Later, Jerry shares some more bucket psychiatry, of the kind you read in magazines in GP waiting rooms.

‘She’s rather ‘queer’ in some ways – a grim spinster – the sort of person who might have religious mania.’
‘This isn’t religious mania – or so you told me Graves said.’
‘Well, sex mania. They’re very closely tied up together, I understand. She’s repressed and respectable, and has been shut up here with a lot of elderly women for years.’

The central idea, which became so popular, that it’s bad to ‘repress’ strong urges because if you try, they come out in other, generally bad, ways.

Later, as it happens, Christie uses the name Freud for, I think, the first time in her oeuvre:

I closed my eyes. I considered the four people, these strangely unlikely people, in turn: Gentle, frail little Emily Barton? What points were there actually against her? A starved life? Dominated and repressed from early childhood? Too many sacrifices asked of her? Her curious horror of discussing anything ‘not quite nice’? Was that actually a sign of inner preoccupation with just these themes? Was I getting too horribly Freudian? (Chapter 6)

Gay

Homosexuality was, of course, illegal, so authors had to find coded ways to refer to gay or lesbian characters. Quite a few mannish women crop up in Christie’s novels who she may have been implying were lesbians. Fewer gay men. Is the following passage about homosexuality? Joanna and Jerry are discussing the gender of the poison pen writer.

‘They are sure it is a woman, aren’t they?’
‘You don’t think it’s a man?’ I exclaimed incredulously.
‘Not – not an ordinary man – but a certain kind of man. I’m thinking, really, of Mr Pye.’
‘So Pye is your selection?’
‘Don’t you feel yourself that he’s a possibility? He’s the sort of person who might be lonely – and unhappy – and spiteful. Everyone, you see, rather laughs at him.
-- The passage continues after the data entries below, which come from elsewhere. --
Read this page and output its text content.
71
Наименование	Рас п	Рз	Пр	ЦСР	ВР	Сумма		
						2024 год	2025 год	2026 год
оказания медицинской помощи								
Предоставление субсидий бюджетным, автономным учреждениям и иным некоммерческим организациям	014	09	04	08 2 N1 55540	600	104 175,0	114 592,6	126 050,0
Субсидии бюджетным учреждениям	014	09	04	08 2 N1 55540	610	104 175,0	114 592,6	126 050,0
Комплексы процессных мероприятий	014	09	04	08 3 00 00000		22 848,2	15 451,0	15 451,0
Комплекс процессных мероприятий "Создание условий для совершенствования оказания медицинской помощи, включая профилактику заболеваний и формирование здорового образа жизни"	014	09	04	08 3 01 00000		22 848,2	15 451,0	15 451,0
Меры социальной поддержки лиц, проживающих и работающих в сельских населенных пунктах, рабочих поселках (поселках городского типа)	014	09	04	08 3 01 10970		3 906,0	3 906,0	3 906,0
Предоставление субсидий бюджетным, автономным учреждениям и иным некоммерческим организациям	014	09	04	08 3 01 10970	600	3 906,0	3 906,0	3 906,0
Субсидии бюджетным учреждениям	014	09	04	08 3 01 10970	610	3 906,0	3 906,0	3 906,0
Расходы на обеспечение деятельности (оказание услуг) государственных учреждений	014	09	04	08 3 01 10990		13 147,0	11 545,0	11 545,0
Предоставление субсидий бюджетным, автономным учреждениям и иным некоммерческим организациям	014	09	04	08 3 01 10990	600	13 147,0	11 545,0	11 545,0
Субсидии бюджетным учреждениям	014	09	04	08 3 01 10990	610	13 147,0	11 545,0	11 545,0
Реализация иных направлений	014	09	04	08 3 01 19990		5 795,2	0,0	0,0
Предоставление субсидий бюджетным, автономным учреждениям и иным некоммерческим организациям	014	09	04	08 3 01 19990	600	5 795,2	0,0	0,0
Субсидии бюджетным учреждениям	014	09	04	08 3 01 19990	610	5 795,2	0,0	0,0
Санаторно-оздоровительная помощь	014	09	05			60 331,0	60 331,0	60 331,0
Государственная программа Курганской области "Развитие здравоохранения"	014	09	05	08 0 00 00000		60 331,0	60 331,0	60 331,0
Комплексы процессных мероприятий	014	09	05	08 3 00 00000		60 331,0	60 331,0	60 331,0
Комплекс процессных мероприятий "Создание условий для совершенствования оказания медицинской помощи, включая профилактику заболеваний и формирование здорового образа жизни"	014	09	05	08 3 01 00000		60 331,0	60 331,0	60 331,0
Can’t you see him secretly hating all the normal happy people, and taking a queer, perverse, artistic pleasure in what he was doing?’
‘Graves said a middle-aged spinster.’
‘Mr Pye,’ said Joanna, ‘is a middle-aged spinster.’
‘A misfit,’ I said slowly.
‘Very much so. He’s rich, but money doesn’t help. And I do feel he might be unbalanced. He is, really, rather a frightening little man.’
(Chapter 5)

And police inspector Nash’s view:

‘I don’t think men wrote the letters – in fact, I’m sure of it – always excepting our Mr Pye, that is to say, who’s got an abnormally female streak in his character…’

Bookish

In novels, I have noticed, anonymous letters of a foul and disgusting character are never shown, if possible, to women. It is implied that women must at all cost be shielded from the shock it might give their delicate nervous systems. I am sorry to say it never occurred to me not to show the letter to Joanna. I handed it to her at once.

‘She despised them, you know, for not getting married, and yet so arranged their lives that it was practically impossible for them to meet anybody. I believe Emily, or perhaps it was Agnes, did have some kind of affair with a curate. But his family wasn’t good enough and Mamma soon put a stop to that!’
It sounds like a novel,’ said Joanna.

Presently Nash said that he was going to interview Rose once more. I asked him, rather diffidently, if I might come too. Rather to my surprise he assented cordially.
‘I’m very glad of your co-operation, Mr Burton, if I may say so.’
‘That sounds suspicious,’ I said. ‘In books when a detective welcomes someone’s assistance, that someone is usually the murderer.’
(Chapter 5)

Slang

‘It’s funny, isn’t it?’ she said. ‘Some people have lots of looks and absolutely no S.A. That girl hasn’t. It seems such a pity.’

As in previous novels, SA stands for Sex Appeal, a phrase first used in the early 1900s but which became much more common with the spread of moving pictures in the 1920s, as well as the tremendous growth in advertising which, from that day to this, routinely relies on associating a product with youth and vitality and sexiness.


Credit

‘The Moving Finger’ by Agatha Christie was published by the Collins Crime Club in June 1943.